Quintin Pope comments on Inner Misalignment in “Simulator” LLMs

Quintin Pope 2 Feb 2023 9:20 UTC
8 points
3
If we take LLMs to be simulators, they’d necessarily need to have some function that maps the simulation-state to the probability over the output tokens
I disagree with this picture. “Simulators” just describes the external behavior of the model, and doesn’t imply LLMs internally function anything like the programs humans write when we want to simulate something, or like our intuitive notions of what a simulator ought to do.
I think it’s better to start with what we’ve found of deep network internal structures, which seem to be exponentially large ensembles of fairly shallow paths, and then think about what sort of computational structures would be consistent with that information while also 1) achieving low loss, and 2) being plausibly findable by SGD from a random init.

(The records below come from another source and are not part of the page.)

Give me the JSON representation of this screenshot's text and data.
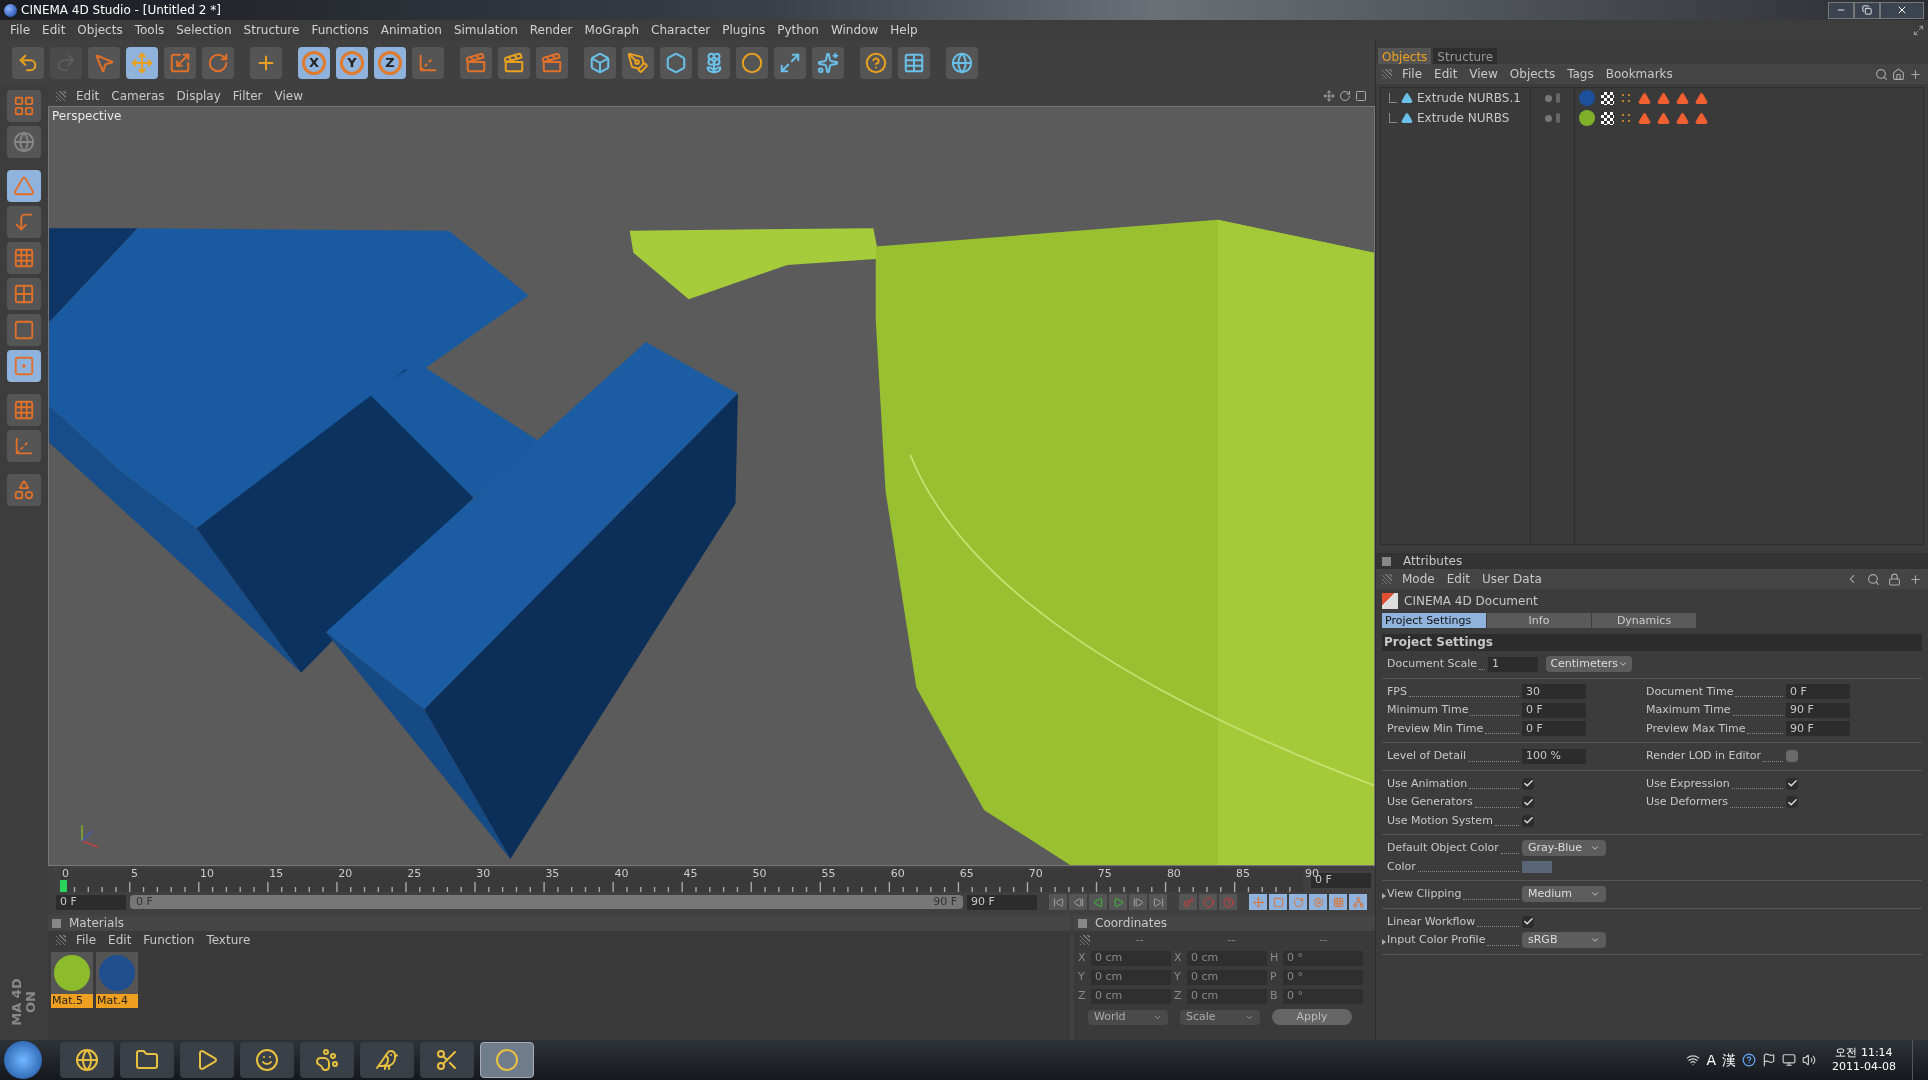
{
  "window": {
    "title": "CINEMA 4D Studio - [Untitled 2 *]"
  },
  "menu": [
    "File",
    "Edit",
    "Objects",
    "Tools",
    "Selection",
    "Structure",
    "Functions",
    "Animation",
    "Simulation",
    "Render",
    "MoGraph",
    "Character",
    "Plugins",
    "Python",
    "Window",
    "Help"
  ],
  "toolbar": [
    {
      "selected": false,
      "disabled": false
    },
    {
      "selected": false,
      "disabled": true
    },
    {
      "selected": false,
      "disabled": false
    },
    {
      "selected": true,
      "disabled": false
    },
    {
      "selected": false,
      "disabled": false
    },
    {
      "selected": false,
      "disabled": false
    },
    {
      "selected": false,
      "disabled": false
    },
    {
      "label": "X",
      "selected": true,
      "disabled": false
    },
    {
      "label": "Y",
      "selected": true,
      "disabled": false
    },
    {
      "label": "Z",
      "selected": true,
      "disabled": false
    },
    {
      "selected": false,
      "disabled": false
    },
    {
      "selected": false,
      "disabled": false
    },
    {
      "selected": false,
      "disabled": false
    },
    {
      "selected": false,
      "disabled": false
    },
    {
      "selected": false,
      "disabled": false
    },
    {
      "selected": false,
      "disabled": false
    },
    {
      "selected": false,
      "disabled": false
    },
    {
      "selected": false,
      "disabled": false
    },
    {
      "selected": false,
      "disabled": false
    },
    {
      "selected": false,
      "disabled": false
    },
    {
      "selected": false,
      "disabled": false
    },
    {
      "selected": false,
      "disabled": false
    },
    {
      "selected": false,
      "disabled": false
    },
    {
      "selected": false,
      "disabled": false
    }
  ],
  "left_toolbar": [
    {
      "selected": false
    },
    {
      "selected": false
    },
    {
      "selected": true
    },
    {
      "selected": false
    },
    {
      "selected": false
    },
    {
      "selected": false
    },
    {
      "selected": false
    },
    {
      "selected": true
    },
    {
      "selected": false
    },
    {
      "selected": false
    },
    {
      "selected": false
    }
  ],
  "left_logo": [
    "ON",
    "MA 4D"
  ],
  "viewport": {
    "menu": [
      "Edit",
      "Cameras",
      "Display",
      "Filter",
      "View"
    ],
    "camera": "Perspective"
  },
  "timeline": {
    "ticks": [
      "0",
      "5",
      "10",
      "15",
      "20",
      "25",
      "30",
      "35",
      "40",
      "45",
      "50",
      "55",
      "60",
      "65",
      "70",
      "75",
      "80",
      "85",
      "90"
    ],
    "current_frame": "0 F",
    "start": "0 F",
    "range_start": "0 F",
    "range_end": "90 F",
    "level": 1,
    "end": "90 F"
  },
  "materials": {
    "title": "Materials",
    "menu": [
      "File",
      "Edit",
      "Function",
      "Texture"
    ],
    "items": [
      {
        "name": "Mat.5",
        "color": "#8cbc2c"
      },
      {
        "name": "Mat.4",
        "color": "#1f4f8f"
      }
    ]
  },
  "coordinates": {
    "title": "Coordinates",
    "disabled": true,
    "headers": [
      "--",
      "--",
      "--"
    ],
    "rows": [
      {
        "axis": "X",
        "position": "0 cm",
        "size_axis": "X",
        "size": "0 cm",
        "rot_axis": "H",
        "rotation": "0 °"
      },
      {
        "axis": "Y",
        "position": "0 cm",
        "size_axis": "Y",
        "size": "0 cm",
        "rot_axis": "P",
        "rotation": "0 °"
      },
      {
        "axis": "Z",
        "position": "0 cm",
        "size_axis": "Z",
        "size": "0 cm",
        "rot_axis": "B",
        "rotation": "0 °"
      }
    ],
    "mode": "World",
    "size_mode": "Scale",
    "apply": "Apply"
  },
  "objects_panel": {
    "tabs": [
      {
        "label": "Objects",
        "selected": true
      },
      {
        "label": "Structure",
        "selected": false
      }
    ],
    "menu": [
      "File",
      "Edit",
      "View",
      "Objects",
      "Tags",
      "Bookmarks"
    ],
    "objects": [
      {
        "name": "Extrude NURBS.1",
        "color": "#1d4f9a"
      },
      {
        "name": "Extrude NURBS",
        "color": "#7fb02a"
      }
    ]
  },
  "attributes": {
    "title": "Attributes",
    "menu": [
      "Mode",
      "Edit",
      "User Data"
    ],
    "object": "CINEMA 4D Document",
    "tabs": [
      {
        "label": "Project Settings",
        "selected": true
      },
      {
        "label": "Info",
        "selected": false
      },
      {
        "label": "Dynamics",
        "selected": false
      }
    ],
    "section": "Project Settings",
    "groups": [
      [
        {
          "left": {
            "kind": "field",
            "label": "Document Scale",
            "value": "1",
            "unit": "Centimeters"
          }
        }
      ],
      [
        {
          "left": {
            "kind": "field",
            "label": "FPS",
            "value": "30"
          },
          "right": {
            "kind": "field",
            "label": "Document Time",
            "value": "0 F"
          }
        },
        {
          "left": {
            "kind": "field",
            "label": "Minimum Time",
            "value": "0 F"
          },
          "right": {
            "kind": "field",
            "label": "Maximum Time",
            "value": "90 F"
          }
        },
        {
          "left": {
            "kind": "field",
            "label": "Preview Min Time",
            "value": "0 F"
          },
          "right": {
            "kind": "field",
            "label": "Preview Max Time",
            "value": "90 F"
          }
        }
      ],
      [
        {
          "left": {
            "kind": "field",
            "label": "Level of Detail",
            "value": "100 %"
          },
          "right": {
            "kind": "check",
            "label": "Render LOD in Editor",
            "checked": false
          }
        }
      ],
      [
        {
          "left": {
            "kind": "check",
            "label": "Use Animation",
            "checked": true
          },
          "right": {
            "kind": "check",
            "label": "Use Expression",
            "checked": true
          }
        },
        {
          "left": {
            "kind": "check",
            "label": "Use Generators",
            "checked": true
          },
          "right": {
            "kind": "check",
            "label": "Use Deformers",
            "checked": true
          }
        },
        {
          "left": {
            "kind": "check",
            "label": "Use Motion System",
            "checked": true
          }
        }
      ],
      [
        {
          "left": {
            "kind": "dropdown",
            "label": "Default Object Color",
            "value": "Gray-Blue"
          }
        },
        {
          "left": {
            "kind": "color",
            "label": "Color",
            "color": "#5a6577"
          }
        }
      ],
      [
        {
          "left": {
            "kind": "dropdown",
            "label": "View Clipping",
            "value": "Medium",
            "expander": true
          }
        }
      ],
      [
        {
          "left": {
            "kind": "check",
            "label": "Linear Workflow",
            "checked": true
          }
        },
        {
          "left": {
            "kind": "dropdown",
            "label": "Input Color Profile",
            "value": "sRGB",
            "expander": true
          }
        }
      ]
    ]
  },
  "taskbar": {
    "apps": [
      {
        "selected": false
      },
      {
        "selected": false
      },
      {
        "selected": false
      },
      {
        "selected": false
      },
      {
        "selected": false
      },
      {
        "selected": false
      },
      {
        "selected": false
      },
      {
        "selected": true
      }
    ],
    "tray": [
      "A",
      "漢"
    ],
    "time": "오전 11:14",
    "date": "2011-04-08"
  }
}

My tentative guess is that LLMs internally look like a fuzzy key-value lookup table over a vast quantity of (mostly shallow) patterns about text content. They do some sort of similarity matching between the input texts and the features that different stored patterns “expect” in any text to which the pattern applies. Any patterns which trigger then quickly add their predictions into the residual stream, similar to what’s described here.
In such a structure, having any significant translation step between the internal states of the predictive patterns and the output logits would be a huge issue, because you’d have to replicate that translation across the network many times, not just once per layer, but many times per layer, because single layers are implementing many ~independent paths simultaneously.
I do agree that LLM architectures seem poorly suited to learning the sorts of algorithms I think people imagine when they say stuff like “general purpose search”. However, I take that as an update against those sorts of algorithms being important for powerful cognition, essentially considering that transformers have been the SOTA architecture for over 5 years while remaining essentially unchanged, despite many, many people trying to improve on them.
- Thane Ruthenis 2 Feb 2023 10:00 UTC
  4 points
  1
  Parent
  Fair enough, I don’t disagree that it’s how current LLMs likely work.
  I maintain, however, that it makes me very skeptical that their architecture is AGI-complete. In particular, I expect it’s incapable of supporting the sort of high-fidelity simulations that people often talk about in the context of e. g. accelerating alignment research. And that, on the contrary, the architectures that are powerful enough would be different enough to support search and therefore carry the dangers of inner misalignment.
  I can sort of see the alternate picture, though, where the shallow patterns they implement include some sort of general-enough planning heuristics that’d theoretically let them make genuinely novel inferences over enough steps. I think that’d run into severe inefficiencies… but my intuition on that is a bit difficult to unpack.
  Hm. Do you think the current LLM architectures are AGI-complete, if you scale them enough? If yes, how do you imagine they’d be carrying out novel inferences, mechanically? Inferences that require making use of novel abstractions?